Connected On-Prem Disaster Recovery Strategy (3 Node Architecture)

Updated 1 month ago by Michael Cretzman

This document describes the Disaster Recovery strategy for Harness Docker Connected On-Prem using a 3 node architecture.

In this topic:

3 Node Architecture

The following architecture uses 3 nodes for Harness Docker On-Prem:

In this design, all Harness microservices are running on every node. 

Some of the Harness microservices are stateful and share state across nodes while others are stateless. 

  • With 3 nodes, every microservice is running in a HA configuration. 
  • The system is resilient upto 2 failures per microservice in either of the 2 nodes. 
  • The system can function without any service interruption upto 1 node failure. 

In addition to the HA for this On-Prem setup, we can also achieve a Disaster Recovery setup in case of a data center failure.

Disaster Recovery Setup Options

Following are the Disaster Recovery setup options for a Harness On-Prem installation.

Option 1: 3 Data Centers (Active/Active Strategy)

This option uses the following architecture:

The requirements below are in addition to the basic infrastructure and network requirements specified in Docker Connected On-Prem Setup.

Infrastructure Requirements
  • 3 separate data centers (DC) with network connectivity between 1 VM in every DC.
  • Harness Ambassador should be running on the node in the primary DC.
  • GSLB/Load Balancer that can connect to each node in the 3 DCs.
Network Requirements
  • MUST have low network latency among 3 DCs.
  • Harness Ambassador should have SSH-based connectivity to the other 2 nodes in the other 2 DCs.
Failure Tolerance

The setup can tolerate the following:

  • Any microservice failure on upto 2 nodes.
  • Any single node failure (complete AZ/DC failure).
Recovery

When the DCs recover, there are two options to recover the Harness setup:

  1. Contact Harness Support.
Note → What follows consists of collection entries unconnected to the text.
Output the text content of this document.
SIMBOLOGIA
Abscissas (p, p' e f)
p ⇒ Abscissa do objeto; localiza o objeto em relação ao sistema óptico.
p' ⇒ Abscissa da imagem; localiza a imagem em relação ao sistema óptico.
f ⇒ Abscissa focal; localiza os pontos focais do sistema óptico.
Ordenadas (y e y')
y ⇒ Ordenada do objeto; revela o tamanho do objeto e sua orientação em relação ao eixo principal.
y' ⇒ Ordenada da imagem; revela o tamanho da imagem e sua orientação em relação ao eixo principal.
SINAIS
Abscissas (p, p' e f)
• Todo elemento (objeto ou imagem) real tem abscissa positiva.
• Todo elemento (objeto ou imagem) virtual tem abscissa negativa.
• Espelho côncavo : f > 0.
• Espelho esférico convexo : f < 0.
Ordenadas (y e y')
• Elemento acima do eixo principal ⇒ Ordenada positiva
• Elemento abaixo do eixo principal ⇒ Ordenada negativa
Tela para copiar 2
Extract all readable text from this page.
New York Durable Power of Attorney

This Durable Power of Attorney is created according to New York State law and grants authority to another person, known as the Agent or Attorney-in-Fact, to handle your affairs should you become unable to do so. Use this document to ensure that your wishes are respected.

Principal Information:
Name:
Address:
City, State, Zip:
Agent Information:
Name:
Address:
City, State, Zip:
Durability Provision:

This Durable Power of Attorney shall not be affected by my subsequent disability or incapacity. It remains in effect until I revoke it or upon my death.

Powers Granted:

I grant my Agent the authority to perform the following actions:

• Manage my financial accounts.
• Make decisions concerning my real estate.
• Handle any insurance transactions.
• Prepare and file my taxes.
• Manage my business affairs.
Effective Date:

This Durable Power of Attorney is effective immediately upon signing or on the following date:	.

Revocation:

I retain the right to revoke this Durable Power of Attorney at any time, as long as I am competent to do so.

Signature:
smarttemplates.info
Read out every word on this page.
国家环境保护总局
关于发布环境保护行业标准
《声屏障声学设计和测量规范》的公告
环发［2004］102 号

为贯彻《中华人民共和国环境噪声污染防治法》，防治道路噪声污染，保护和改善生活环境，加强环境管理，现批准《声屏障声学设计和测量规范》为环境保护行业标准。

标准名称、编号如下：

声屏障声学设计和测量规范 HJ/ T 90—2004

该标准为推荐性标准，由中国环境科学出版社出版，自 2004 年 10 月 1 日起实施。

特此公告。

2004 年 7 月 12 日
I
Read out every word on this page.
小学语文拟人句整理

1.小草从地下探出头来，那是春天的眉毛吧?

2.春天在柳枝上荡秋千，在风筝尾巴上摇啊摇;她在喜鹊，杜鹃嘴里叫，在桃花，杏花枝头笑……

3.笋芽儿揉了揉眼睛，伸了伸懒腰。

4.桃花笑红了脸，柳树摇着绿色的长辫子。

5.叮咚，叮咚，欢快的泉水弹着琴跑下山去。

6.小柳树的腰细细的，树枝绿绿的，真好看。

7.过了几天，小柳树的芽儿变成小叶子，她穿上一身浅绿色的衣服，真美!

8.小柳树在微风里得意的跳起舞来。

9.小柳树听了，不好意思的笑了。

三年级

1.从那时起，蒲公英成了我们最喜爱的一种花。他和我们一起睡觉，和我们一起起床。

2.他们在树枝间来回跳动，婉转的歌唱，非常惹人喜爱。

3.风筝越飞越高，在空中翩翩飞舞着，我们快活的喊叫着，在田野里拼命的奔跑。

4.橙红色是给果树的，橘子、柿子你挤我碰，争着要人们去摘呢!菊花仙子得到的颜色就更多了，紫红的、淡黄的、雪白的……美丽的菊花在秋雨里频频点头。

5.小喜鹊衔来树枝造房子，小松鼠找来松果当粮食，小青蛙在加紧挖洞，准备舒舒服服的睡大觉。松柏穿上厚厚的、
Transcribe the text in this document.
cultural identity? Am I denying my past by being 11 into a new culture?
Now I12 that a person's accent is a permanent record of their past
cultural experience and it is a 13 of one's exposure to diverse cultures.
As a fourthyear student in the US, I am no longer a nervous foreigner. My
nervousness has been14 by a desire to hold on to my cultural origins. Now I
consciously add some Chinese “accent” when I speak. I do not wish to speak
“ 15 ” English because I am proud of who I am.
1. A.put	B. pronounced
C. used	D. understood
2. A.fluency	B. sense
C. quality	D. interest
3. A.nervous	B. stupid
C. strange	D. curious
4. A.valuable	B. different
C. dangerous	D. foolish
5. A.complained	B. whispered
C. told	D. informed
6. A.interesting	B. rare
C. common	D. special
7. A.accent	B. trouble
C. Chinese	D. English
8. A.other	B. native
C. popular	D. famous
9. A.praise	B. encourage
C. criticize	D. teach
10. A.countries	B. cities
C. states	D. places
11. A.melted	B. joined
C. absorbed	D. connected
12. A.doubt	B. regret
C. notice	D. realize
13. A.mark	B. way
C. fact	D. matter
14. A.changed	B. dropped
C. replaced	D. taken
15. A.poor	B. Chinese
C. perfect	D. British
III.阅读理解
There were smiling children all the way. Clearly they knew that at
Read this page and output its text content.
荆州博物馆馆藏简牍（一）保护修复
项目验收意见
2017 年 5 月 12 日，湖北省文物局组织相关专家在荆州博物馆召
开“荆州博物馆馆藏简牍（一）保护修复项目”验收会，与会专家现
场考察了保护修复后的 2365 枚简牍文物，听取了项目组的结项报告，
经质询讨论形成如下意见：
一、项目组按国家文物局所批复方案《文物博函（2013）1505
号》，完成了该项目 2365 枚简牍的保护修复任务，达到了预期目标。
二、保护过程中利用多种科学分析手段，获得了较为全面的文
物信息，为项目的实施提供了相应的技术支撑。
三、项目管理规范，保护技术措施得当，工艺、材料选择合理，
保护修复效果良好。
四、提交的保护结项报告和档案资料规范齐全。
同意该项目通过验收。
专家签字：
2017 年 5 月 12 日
Harness Support will restart the microservices on each box using the Ambassador and restore the setup. In case the primary DC has recovered, you will have to restart the Ambassador for Harness Support to help with setup.
  2. Run startup scripts on each node in a specific order and at specified locations on each node. The following microservices have to be brought up in the exact order specified below:
    1. MongoDB.
    2. Proxy.
    3. The rest of the Harness microservices (Manager, UI, Verification Service, Learning Engine).
Data Loss

There will not be any data loss in this setup upto a 2 node failure. The system will resume from where it last left off before the failure.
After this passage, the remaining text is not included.